48. Perkara Dua Garis Merah

4.4K 921 138
                                    

Hai, maaf selow update.

Aku ada kerjaan masuk minggu ini. Mohon bersabar karena maknya RagaLika lagi berjibaku kumpulin receh biar bisa njajan buat teman nulis. 😂

Vote sama komentarnya yang ramai, ya? Biar aku tergoda cepet update meski kudu curi waktu di sela kesibukan. 🤭

Happy reading!

====💐💐💐====

Alika mulai paham bahwa dirinya mulai terjebak kerumitan yang ia buat sendiri pada mulanya. Andai dulu ia tetap menerima uluran tangan Raga untuk pergi bersama, menjauh dari apa-apa yang membuat keduanya sakit, pasti tak akan sepelik ini.
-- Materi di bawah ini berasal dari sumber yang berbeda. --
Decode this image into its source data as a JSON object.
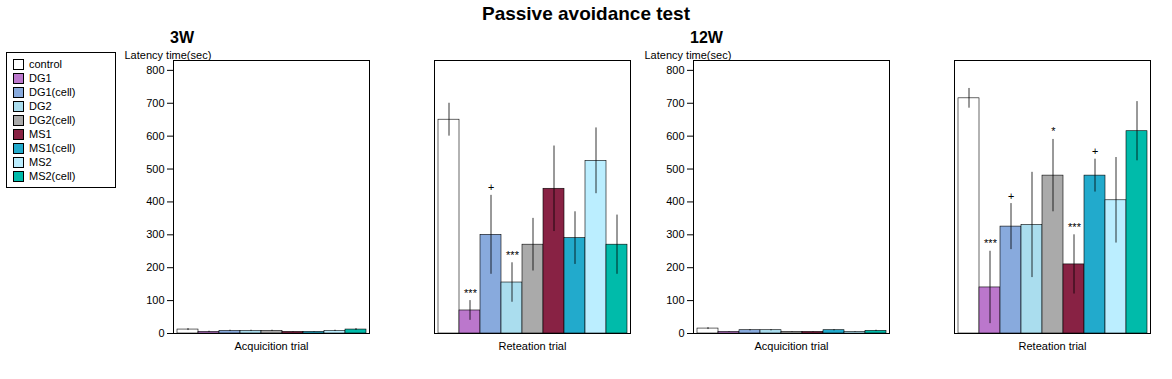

Tama berhak marah. Laki-laki itu punya hak kecewa dengan tindakan yang Alika pilih. Jadi, ketika laki-laki pilihan ayah dan omanya bertindak sekeras itu sampai membanting gerabah ke dinding, Alika memakluminya.

Namun, perempuan yang tengah mampir ke minimarket dekat kompleks perumahan Rahayu dan Pras itu merasa perlu mengakhiri segalanya secepat mungkin. Ia tak mau Tama terluka dan kecewa lebih dalam. Seperti kata ibunya, bertindak ekstrem sebelum perkara dengan Tama terselesaikan hanya akan mempersulit jalan Raga mendapatkan izin dan akses penuh untuk membawa Alika bersamanya.

Alika mengembuskan napas pelan seraya membuka pintu kulkas. Tangan kanannya meraih sekaleng minuman dingin berperisa jeruk. Mulanya, ia hanya berniat membeli minuman dingin. Namun, setibanya di depan kasir, manik cokelat terangnya tertuju pada benda persegi berwarna biru terbungkus plastik rapat.

Perempuan itu mengeratkan cengkeraman pada selempang tas di bahu kiri. Ia menggigit bibir, berpikir keras sembari menunggu petugas kasir memindai barcode dari kaleng minumannya.

"Lima ribu sembilan ratus, Kak. Ada tambahan lain? Pulsa hape atau listrik, Kak?"

Alika tercenung. Ia masih saja menatap gelisah pada benda di etalase tepat balik punggung sang kasir.

"Ada tambahan lain, Kak?" Petugas di balik mesin barcode itu mengulang sembari tetap menjaga senyum. "Kak?"

"E-eh, ya, Mbak. T-testpack-nya ... satu, ya!" pintanya gugup.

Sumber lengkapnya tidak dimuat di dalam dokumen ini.